MIAMI -- The Tampa Sports Authority called pat-down searches
at Tampa Bay Buccaneers football games an essential layer of
security in an age of terrorism and urged a federal appeals court
Tuesday to reinstate them.

Tampa is the only NFL city where the pat-downs have been
successfully challenged, although lawsuits have also been brought
in Chicago, Seattle and San Francisco, according to attorneys in
the Florida case.

Pat-downs are legal because a game ticket is a legal contract
between the authority and the fan, one that can be revoked for
virtually any reason, said Rick Zabak, an attorney for the sports
authority, a governmental board that owns and operates Raymond
James Stadium.

He also said adequate notice was given about the pat-downs,
which the NFL instituted in 2005, and that Johnston's attendance at
several games indicated his consent.

The U.S. Justice Department has sided with the sports authority.
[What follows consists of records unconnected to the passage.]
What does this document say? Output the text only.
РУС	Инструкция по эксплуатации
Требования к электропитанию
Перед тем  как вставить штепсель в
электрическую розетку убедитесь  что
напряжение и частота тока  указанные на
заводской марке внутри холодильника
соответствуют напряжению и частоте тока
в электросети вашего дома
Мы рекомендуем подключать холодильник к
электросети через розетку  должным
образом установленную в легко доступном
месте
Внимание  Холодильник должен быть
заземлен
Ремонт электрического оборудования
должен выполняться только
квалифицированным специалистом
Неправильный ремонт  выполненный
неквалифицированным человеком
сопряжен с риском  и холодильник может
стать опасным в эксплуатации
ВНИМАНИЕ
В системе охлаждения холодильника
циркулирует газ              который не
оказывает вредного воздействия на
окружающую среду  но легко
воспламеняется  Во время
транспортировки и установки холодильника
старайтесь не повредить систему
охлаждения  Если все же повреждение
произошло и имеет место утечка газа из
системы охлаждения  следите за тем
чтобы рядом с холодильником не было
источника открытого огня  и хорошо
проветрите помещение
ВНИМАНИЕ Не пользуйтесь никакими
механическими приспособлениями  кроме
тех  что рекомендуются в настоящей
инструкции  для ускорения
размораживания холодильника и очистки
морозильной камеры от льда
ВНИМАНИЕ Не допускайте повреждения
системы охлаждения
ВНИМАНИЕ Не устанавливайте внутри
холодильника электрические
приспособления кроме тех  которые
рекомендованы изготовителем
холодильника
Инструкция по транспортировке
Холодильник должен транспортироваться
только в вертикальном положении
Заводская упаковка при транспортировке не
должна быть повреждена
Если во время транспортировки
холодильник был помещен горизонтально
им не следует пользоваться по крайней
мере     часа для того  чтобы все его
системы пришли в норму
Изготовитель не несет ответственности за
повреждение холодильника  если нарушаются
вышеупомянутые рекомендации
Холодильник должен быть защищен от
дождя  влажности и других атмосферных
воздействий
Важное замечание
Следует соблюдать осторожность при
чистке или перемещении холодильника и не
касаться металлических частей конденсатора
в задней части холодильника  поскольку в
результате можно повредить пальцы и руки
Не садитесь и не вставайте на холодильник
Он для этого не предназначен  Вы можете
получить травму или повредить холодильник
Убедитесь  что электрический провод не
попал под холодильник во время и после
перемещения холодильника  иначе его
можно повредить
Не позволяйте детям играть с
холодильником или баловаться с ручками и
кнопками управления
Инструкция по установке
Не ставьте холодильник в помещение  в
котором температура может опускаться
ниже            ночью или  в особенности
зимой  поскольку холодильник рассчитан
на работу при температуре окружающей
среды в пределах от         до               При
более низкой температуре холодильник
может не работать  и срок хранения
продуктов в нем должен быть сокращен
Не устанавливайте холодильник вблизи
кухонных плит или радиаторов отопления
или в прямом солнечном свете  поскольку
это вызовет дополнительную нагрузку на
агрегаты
"NFL games are attractive terrorist targets," said Jonathan
Cohn, a deputy assistant attorney general in the Justice
Department's civil division. "There's no constitutional right to
watch a football game live."

A message left Tuesday evening with an NFL spokesman was not
immediately returned.

At least two of the three judges on the 11th U.S. Circuit Court
of Appeals panel appeared sympathetic to the searches, which are
NFL policy at stadiums nationwide.

Senior Circuit Judge Peter T. Fay wondered whether terrorists
had to attack a sports venue before such steps are taken.

"So there's got to be an explosion at some stadium? What would
it take?" Fay asked lawyers for high school civics teacher Gordon
Johnston during oral arguments.

Johnston's attorney, John Goldsmith, argued that Johnston never
gave his consent for the searches and that the general threat of
terrorism does not justify broad pat-downs without specific cause
for concern.

"There has to be some concrete and real danger," Goldsmith

Circuit Judge Stanley F. Birch Jr. seemed troubled by that
argument, given the changes in security at public events since the
Sept. 11 terrorist attacks.

"Do you think there's a reasonable expectation of privacy any
more?" Birch asked.

U.S. District Judge James D. Whittemore last July upheld a state
court ruling that the frisking violates the Fourth Amendment
protection against unreasonable searches and seizures.

"It's like a slippery slope," Johnston, a season-ticket
holder, said after Tuesday's hearing. "If I lose these rights,
going to the games, then I'll lose other rights."

The judges did not indicate when they would rule.